I have to say, this last week was a rough one, and I'm glad it is over. One of those "...guess I'll go eat worms" kind of weeks. Seems most of my co-workers are no longer speaking to me (none of them will tell me why), and to top it off, I received my worst review score of my entire professional career. To say I was taken aback is an understatement. Mind you, I've still never received the actual review, just the score, which was below target. I asked for some explanation, and the way I understand it, it was based on some negative feedback from another manager months ago. I was told that I accomplished everything I set out to do last year, but apparently need to work on my personality, which gave me "mixed results". Ouch!
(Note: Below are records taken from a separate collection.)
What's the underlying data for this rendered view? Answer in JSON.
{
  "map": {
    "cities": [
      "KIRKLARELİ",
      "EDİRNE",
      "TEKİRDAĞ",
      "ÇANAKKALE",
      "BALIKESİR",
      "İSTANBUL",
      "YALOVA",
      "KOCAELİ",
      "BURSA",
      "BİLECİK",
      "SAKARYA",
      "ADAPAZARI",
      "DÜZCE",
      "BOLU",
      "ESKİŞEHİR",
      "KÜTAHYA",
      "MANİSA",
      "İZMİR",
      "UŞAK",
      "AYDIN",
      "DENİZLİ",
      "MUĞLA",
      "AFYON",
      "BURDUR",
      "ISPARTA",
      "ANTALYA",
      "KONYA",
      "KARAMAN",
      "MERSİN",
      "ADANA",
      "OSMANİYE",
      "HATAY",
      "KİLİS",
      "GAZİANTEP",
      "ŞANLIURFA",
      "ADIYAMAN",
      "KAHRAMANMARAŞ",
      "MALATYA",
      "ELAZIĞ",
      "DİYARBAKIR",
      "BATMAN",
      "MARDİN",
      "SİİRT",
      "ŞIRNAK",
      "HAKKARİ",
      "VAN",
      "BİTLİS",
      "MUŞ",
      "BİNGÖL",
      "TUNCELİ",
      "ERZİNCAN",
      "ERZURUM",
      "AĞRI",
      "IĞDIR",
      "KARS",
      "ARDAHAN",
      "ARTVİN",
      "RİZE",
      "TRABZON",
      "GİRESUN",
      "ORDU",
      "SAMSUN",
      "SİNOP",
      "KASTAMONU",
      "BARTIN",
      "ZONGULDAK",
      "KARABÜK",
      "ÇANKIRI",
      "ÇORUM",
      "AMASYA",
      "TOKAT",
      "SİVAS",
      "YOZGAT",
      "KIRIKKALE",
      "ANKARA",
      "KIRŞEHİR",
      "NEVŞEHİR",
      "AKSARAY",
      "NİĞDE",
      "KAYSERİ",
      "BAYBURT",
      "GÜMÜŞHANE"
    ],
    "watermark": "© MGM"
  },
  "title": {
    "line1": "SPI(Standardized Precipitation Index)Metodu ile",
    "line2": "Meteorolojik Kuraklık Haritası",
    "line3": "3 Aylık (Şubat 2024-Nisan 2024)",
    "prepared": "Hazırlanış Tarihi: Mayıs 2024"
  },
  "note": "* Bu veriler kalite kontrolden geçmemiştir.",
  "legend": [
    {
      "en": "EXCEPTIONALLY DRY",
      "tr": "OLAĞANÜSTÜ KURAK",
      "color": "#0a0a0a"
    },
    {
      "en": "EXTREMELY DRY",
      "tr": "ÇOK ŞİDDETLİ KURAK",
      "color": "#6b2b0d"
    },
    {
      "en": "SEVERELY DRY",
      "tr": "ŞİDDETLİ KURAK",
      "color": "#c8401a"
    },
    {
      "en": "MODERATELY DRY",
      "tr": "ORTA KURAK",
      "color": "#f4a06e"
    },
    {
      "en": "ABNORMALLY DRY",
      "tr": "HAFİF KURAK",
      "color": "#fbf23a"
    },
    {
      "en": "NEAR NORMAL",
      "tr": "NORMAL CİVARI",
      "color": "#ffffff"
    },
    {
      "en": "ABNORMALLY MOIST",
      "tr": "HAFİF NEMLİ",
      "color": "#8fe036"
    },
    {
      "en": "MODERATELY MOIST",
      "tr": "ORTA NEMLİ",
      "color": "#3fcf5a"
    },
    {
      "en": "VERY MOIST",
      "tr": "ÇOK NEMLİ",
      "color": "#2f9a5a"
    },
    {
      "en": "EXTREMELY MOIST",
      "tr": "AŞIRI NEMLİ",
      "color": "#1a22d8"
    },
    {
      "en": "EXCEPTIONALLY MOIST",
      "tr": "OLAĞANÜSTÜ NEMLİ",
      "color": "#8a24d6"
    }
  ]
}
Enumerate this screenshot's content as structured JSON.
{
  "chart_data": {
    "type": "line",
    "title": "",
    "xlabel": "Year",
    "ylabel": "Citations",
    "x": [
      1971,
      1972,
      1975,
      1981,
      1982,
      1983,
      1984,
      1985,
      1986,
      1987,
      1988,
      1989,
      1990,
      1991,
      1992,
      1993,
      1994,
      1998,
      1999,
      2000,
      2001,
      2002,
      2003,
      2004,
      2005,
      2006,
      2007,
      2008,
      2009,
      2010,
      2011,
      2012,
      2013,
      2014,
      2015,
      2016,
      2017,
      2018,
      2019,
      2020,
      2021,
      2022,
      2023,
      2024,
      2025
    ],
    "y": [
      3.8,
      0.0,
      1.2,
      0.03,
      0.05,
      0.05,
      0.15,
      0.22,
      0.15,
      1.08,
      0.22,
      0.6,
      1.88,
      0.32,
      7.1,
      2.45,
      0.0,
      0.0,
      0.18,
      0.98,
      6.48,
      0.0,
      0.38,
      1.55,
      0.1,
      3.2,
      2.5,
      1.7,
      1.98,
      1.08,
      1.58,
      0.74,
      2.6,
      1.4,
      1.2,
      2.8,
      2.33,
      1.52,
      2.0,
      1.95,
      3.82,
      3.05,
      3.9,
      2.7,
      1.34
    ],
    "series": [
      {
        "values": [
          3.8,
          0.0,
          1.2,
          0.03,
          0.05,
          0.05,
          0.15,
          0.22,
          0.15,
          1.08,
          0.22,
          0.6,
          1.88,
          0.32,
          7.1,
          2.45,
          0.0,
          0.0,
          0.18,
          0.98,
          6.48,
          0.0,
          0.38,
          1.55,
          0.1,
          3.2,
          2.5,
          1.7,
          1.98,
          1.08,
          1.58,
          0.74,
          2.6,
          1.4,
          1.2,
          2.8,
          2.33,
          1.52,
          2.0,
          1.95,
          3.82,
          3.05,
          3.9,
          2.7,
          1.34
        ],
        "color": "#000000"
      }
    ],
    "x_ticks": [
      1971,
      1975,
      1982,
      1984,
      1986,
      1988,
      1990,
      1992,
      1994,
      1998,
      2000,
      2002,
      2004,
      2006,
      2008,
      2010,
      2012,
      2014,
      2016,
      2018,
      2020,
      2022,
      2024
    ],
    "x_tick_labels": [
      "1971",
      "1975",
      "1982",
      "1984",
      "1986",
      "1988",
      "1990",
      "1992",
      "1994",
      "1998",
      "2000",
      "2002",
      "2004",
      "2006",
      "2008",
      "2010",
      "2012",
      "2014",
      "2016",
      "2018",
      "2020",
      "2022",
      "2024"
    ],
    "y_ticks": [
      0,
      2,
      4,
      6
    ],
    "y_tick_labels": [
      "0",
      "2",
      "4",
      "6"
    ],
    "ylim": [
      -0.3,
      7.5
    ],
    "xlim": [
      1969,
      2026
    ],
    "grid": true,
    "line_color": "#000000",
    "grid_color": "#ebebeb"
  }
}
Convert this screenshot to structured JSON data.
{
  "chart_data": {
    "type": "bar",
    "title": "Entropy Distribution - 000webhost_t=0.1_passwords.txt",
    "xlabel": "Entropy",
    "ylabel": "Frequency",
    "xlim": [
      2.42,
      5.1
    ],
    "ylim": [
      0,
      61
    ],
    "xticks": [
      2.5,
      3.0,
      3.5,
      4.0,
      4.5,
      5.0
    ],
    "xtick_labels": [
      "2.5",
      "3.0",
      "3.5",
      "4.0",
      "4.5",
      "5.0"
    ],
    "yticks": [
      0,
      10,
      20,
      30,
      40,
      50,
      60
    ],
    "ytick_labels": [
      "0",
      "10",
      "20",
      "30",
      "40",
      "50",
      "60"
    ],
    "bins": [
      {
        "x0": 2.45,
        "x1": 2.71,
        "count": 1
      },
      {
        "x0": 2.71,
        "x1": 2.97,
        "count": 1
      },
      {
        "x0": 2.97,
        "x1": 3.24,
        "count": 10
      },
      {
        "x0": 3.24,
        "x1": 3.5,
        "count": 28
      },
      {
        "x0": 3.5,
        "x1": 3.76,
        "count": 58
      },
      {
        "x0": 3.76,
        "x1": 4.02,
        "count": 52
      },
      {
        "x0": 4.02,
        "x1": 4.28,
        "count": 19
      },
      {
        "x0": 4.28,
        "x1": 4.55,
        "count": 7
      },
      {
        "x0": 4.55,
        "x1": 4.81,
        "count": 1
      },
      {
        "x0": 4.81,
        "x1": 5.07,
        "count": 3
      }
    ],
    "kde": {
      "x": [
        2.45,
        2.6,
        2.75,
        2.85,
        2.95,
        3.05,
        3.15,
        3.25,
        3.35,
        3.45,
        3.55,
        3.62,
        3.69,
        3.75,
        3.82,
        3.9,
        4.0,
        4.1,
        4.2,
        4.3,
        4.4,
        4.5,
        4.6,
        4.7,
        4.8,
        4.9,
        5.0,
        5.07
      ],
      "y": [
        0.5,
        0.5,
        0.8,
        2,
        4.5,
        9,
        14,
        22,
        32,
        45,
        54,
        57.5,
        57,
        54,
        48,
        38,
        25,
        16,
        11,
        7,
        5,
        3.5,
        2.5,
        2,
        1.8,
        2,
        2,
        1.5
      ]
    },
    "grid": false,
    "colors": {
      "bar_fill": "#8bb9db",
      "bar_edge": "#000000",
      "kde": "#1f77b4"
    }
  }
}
Of course, I know I'm not perfect. And it would be really easy to be totally devastated and deflated by it all, and to work my way through an entire carton of ice cream. I've tried not to be, although I confess that in being an achievement-oriented person, there are some moments I'm more successful at it than others. But I've prayed to feel the Lord's love, I've read scriptures (Isaiah in particular), and I've been re-reading portions of an awesome book that my sister-in-law gave me for Christmas called "Facing the Son". The point of all these efforts is to try to remember my worth as a Child of God, and not find my sense of self-worth in recognition (or in this case, lack of recognition) from other people.
Another thing I'm trying to do is not be angry or upset with my manager or the other manager involved. These things are pretty subjective anyway - someone else doesn't have my perspective and I don't have theirs, and really one isn't any better than another. It's kind of like judging a figure skating routine. Unless one of the skaters falls flat on their face, who's to say their interpretation is better than someone else's?